Here’s a new definition of “infuriating” for you to consider: when your hard work actually sabotages the goal you’re pursuing. Many high-performers are currently caught in this Catch-22, routinely delivering excellent work….only to hear the same refrain from their boss: “I’d love to promote you, but you’re too valuable where you are.” Effectively, you are being told that you are too valuable to be promoted.
Crazy, right? But look at it from the other side. Your boss may very well feel that you’re overdue for a promotion. But if he or she actually pulls the trigger, they have to figure out the mechanics of both transitioning you to a new role, AND filling the vacuum you’ve left behind. And for those of you at the very apex of performance, that could mean facing the reality that NO ONE PERSON can currently do everything you’re doing. Hence…no promotion.
Here are the actions you can take to get out of this trap:
3 Ways to Escape Being Too Valuable to be Promoted
1) Scale Up Your Brand.
No matter how much you’ve accomplished at your current job, you’re still carrying around a bit of the first impression you made during the hiring process. Which means that even though you’re currently operating at a Senior Director or VP level, your boss still sees you as that junior manager who joined up so long ago.
It is up to YOU to correct this image.
Ask yourself the following:
-What’s my ideal role at this juncture? Hop over to LinkedIn and study the profiles of people with similar skill-sets and backgrounds to create a list of 7-10 closely related roles. Be SPECIFIC here!
-What kind of a professional brand (read: Resume and LinkedIn) do I need to build to CREDIBLY secure these types of roles? Study both the Linkedin Profiles of the top 1-3% of your competitors (those who show up in the first page or two of search results) as well as job postings to figure this out. For example, a Manager’s brand will probably be heavily focused on execution and metrics-driven accomplishments. But at the executive level, STRATEGY and VISION play a much bigger role, and it’s important to re-frame accordingly.
-What are the competencies of your next role that are DIFFERENT from your current job? These are the areas that you need to begin actively developing right now, and highlight within your brand.
Don’t be secretive about the updates you’re making. Boss notices that your LinkedIn profile looks sharper? Good! And the next time the promotion question rears its head, COME IN with the new brand materials. This says two things: 1) you’re deeply committed to moving forward, and understand what’s required at this new level, and 2) if they won’t accommodate you, another company will.

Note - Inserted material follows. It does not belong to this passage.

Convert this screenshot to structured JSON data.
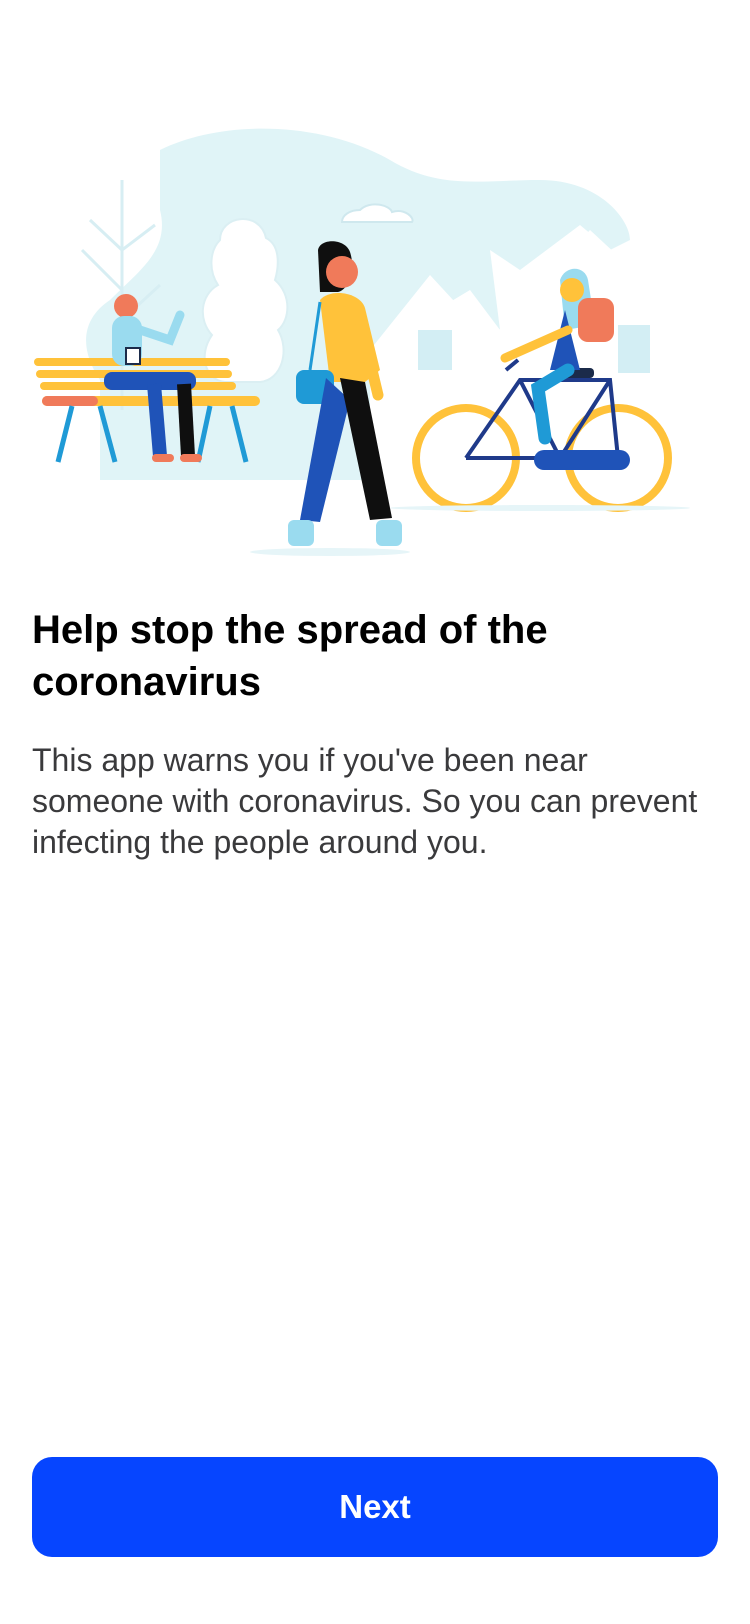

2) Make Yourself Replaceable!
Having high standards is a good thing. Where it becomes problematic is when you refuse to delegate anything because “it’s just easier to do it myself.” This is a huge problem when promotion time rolls around, because the more aspects of your job that you have successfully delegated and documented, the easier your rising up will be!
So stop this pattern. Start keeping a detailed log of your daily and weekly activities, and mark out those which can be delegated to direct reports. Write out step-by-step instructions where necessary. And yes, keep your boss apprised of what you’re doing.
What makes someone truly irreplaceable isn’t the number of tasks they handle, but the strategic contributions they make. Your “1-man army” approach is not the way to get there.
3) Aggressively Ramp Up a Job Search.
Yes, aggressively. Every additional year you spend at a company means leaving at least 7% in additional earning power on the table. And that’s ASSUMING a regular series of promotions and pay bumps. Utilize payscale resources like Glassdoor and Payscale.com to identify the salary range at the roles you’re currently after. Now compare it to what you’re currently making. Is any further motivation really necessary?
So start building bridges with key decision-makers at companies you’re interested in working with. Initiate dialogue with recruiters who specialize in placing candidates in your niche. Get written offers on the table, and again, don’t be afraid to let your boss know that you’re considering other offers (and WHY you’re doing so).
Either you move onto greener pastures, or your current employer makes the changes necessary to keep you on. Either way, you’ve created a better outcome for yourself. There should be no such thing as too valuable to be promoted. Your job is to make your employer see that you are too valuable not to be.
Do not EVER settle for anything less!